Non smettiamo di imparare

Per via di un nuovo lavoro, da qualche giorno mi capita di entrare nelle case di ebrei europei sopravvissuti alla seconda guerra mondiale, che si sono poi trasferiti in Israele.

Sono tutte persone molto particolari e forti, con storie che dovrebbero ascoltare tutti, e che sempre lasciano qualcosa a chi ascolta.

Oggi mi è capitato di ascoltare la storia di chi al tempo della guerra era solo una bambina di 11 anni, costretta a lasciare la sua casa in Lituania per scappare in Russia, grazie alla fortuna di aver ricevuto in tempo documenti russi per passare il confine, al contrario di altre famiglie alle quali è stato negato l’accesso.

Anche lei condivide con tutte le altre donne, madri e nonne ebree, la capacità di offrire cibo a qualsiasi ora del giorno, così come la qualità di far sentire l’ospite come un parente, nonostante fosse stato il nostro primo, e probabilmente ultimo, incontro.

Ha raccontato moltissime cose, ma mi hanno colpito tre cose in modo particolare.

Per prima cosa, la sua commozione nel raccontare la storia e l’attaccamento a suo marito, ancora accanto a lei nonostante, anche lui, abbia dietro di se una storia fatta di fughe e campi di concentramento e, sulla pelle, ancora tatuato il ricordo di quei terribili anni.
Condividono ancora la vita felicemente, nonostante si siano incontrati dopo immani sofferenze che, sicuramente, di tanto in tanto riaffiorano nelle loro menti.

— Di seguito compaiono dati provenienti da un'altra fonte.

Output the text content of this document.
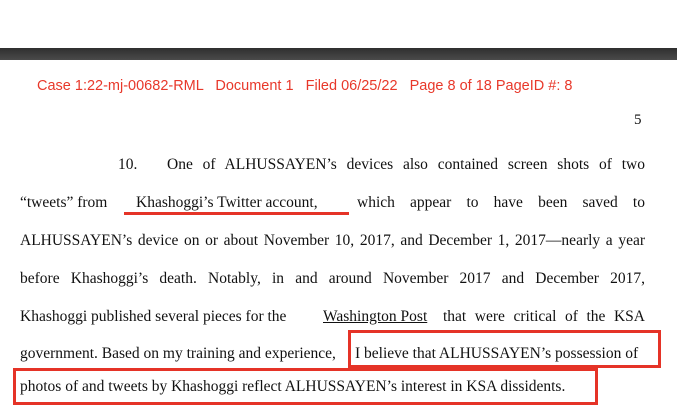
Case 1:22-mj-00682-RML   Document 1   Filed 06/25/22   Page 8 of 18 PageID #: 8
5
10. One of ALHUSSAYEN’s devices also contained screen shots of two
“tweets” from Khashoggi’s Twitter account,	which appear to have been saved to
ALHUSSAYEN’s device on or about November 10, 2017, and December 1, 2017—nearly a year
before Khashoggi’s death. Notably, in and around November 2017 and December 2017,
Khashoggi published several pieces for the Washington Post that were critical of the KSA
government. Based on my training and experience, I believe that ALHUSSAYEN’s possession of
photos of and tweets by Khashoggi reflect ALHUSSAYEN’s interest in KSA dissidents.
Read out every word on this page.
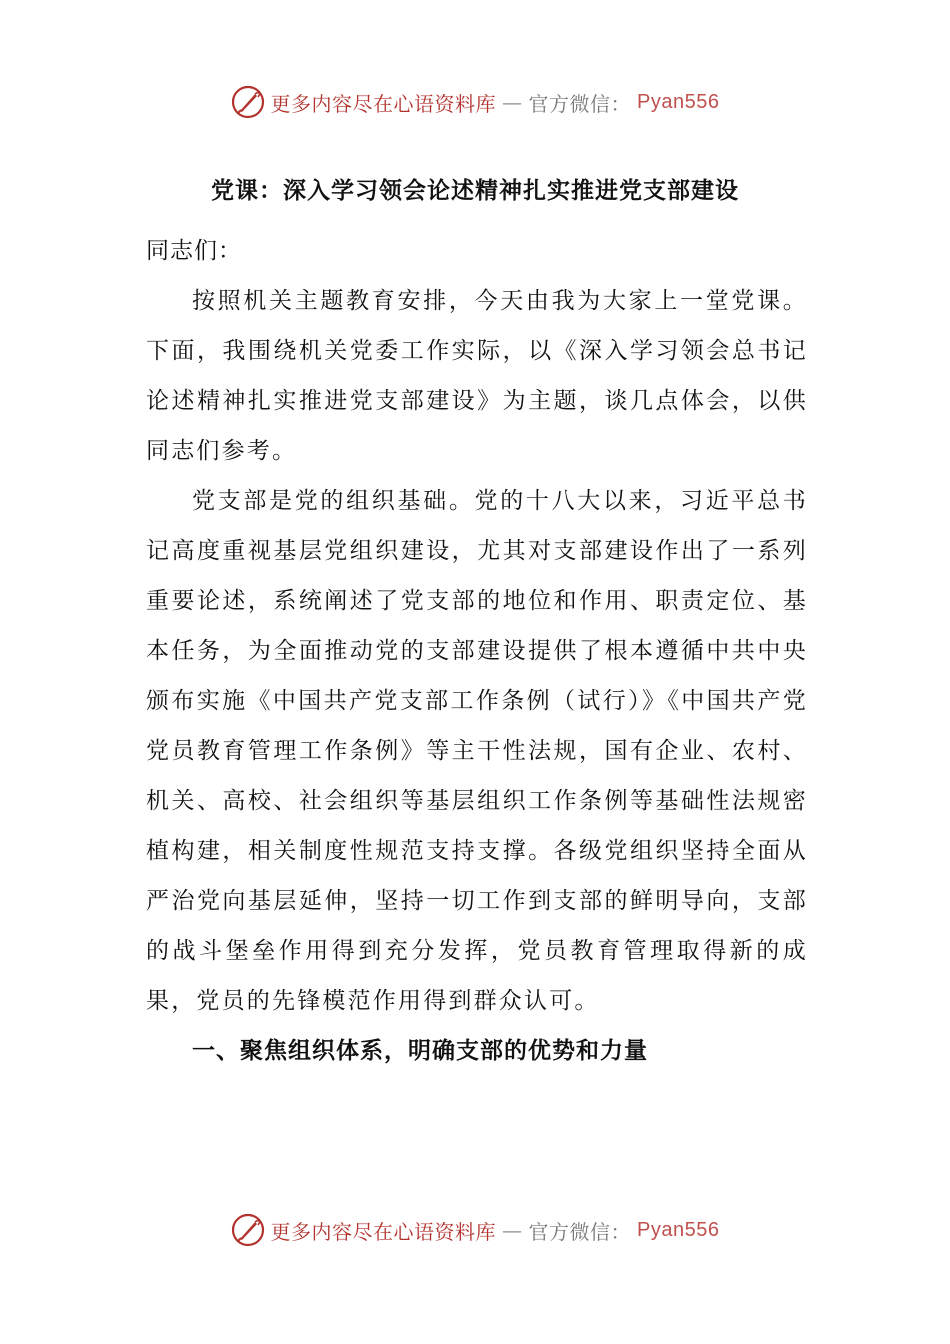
更多内容尽在心语资料库 — 官方微信： Pyan556
党课：深入学习领会论述精神扎实推进党支部建设

同志们：

按照机关主题教育安排，今天由我为大家上一堂党课。下面，我围绕机关党委工作实际，以《深入学习领会总书记论述精神扎实推进党支部建设》为主题，谈几点体会，以供同志们参考。

党支部是党的组织基础。党的十八大以来，习近平总书记高度重视基层党组织建设，尤其对支部建设作出了一系列重要论述，系统阐述了党支部的地位和作用、职责定位、基本任务，为全面推动党的支部建设提供了根本遵循中共中央颁布实施《中国共产党支部工作条例（试行）》《中国共产党党员教育管理工作条例》等主干性法规，国有企业、农村、机关、高校、社会组织等基层组织工作条例等基础性法规密植构建，相关制度性规范支持支撑。各级党组织坚持全面从严治党向基层延伸，坚持一切工作到支部的鲜明导向，支部的战斗堡垒作用得到充分发挥，党员教育管理取得新的成果，党员的先锋模范作用得到群众认可。

一、聚焦组织体系，明确支部的优势和力量

更多内容尽在心语资料库 — 官方微信： Pyan556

Mi ha colpito il racconto del suo arrivo in Israele, della gioia della sua generazione, ancora oggi, di sapere che esiste uno stato per il popolo ebraico e di come, già da bambina, sapeva che la sua vita l’avrebbe portata a vivere qui.

Finiti gli studi di medicina dopo la guerra in Lituania e il trasferimento in Israele, si è ritrovata medico in anche piccole città del nord, tra cui cittadine arabe. L’unica cosa che ha voluto condividere di questa esperienza è di come il suo lavoro anche in questa situazione l’abbia arricchita e di come il popolo arabo e quello ebraico siano due popoli che hanno da imparare molto uno dall’altro, proprio come lei è successo a lei.

Alla fine dell’intervista, le viene chiesto se può raccontare di come abbia superato i traumi della guerra e di come la sua storia l’abbia influenzata nella sua vita. Dopo aver pensato qualche secondo, racconta di come ormai, dopo anni, sia riuscita ad allontanare quell’esperienza e a godersi la vita senza paure e rimpianti, tranne che per una cosa: “quella fetta di pane”.

Durante la guerra, quando le razioni di cibo erano centellinate, con una fame lancinante e dopo aver ricevuto solo mezza razione di ciò che le spettava, l’allora bambina ha rubato una fetta di pane, per riuscire a sfamare sia lei che la sua famiglia. Fu un furto che nessuno di noi avrebbe il coraggio di non giustificare, come comprensibile, vista la situazione. Ma è un’azione che ancora lei stessa non si perdona, perché, anche se costretta ad un gesto simile, non ha mai perso di vista la moralità.

Questa è una moralità che la società di oggi deve andare a ricercare nella storia dei propri nonni, che non dobbiamo fare l’errore di lasciarci scappare.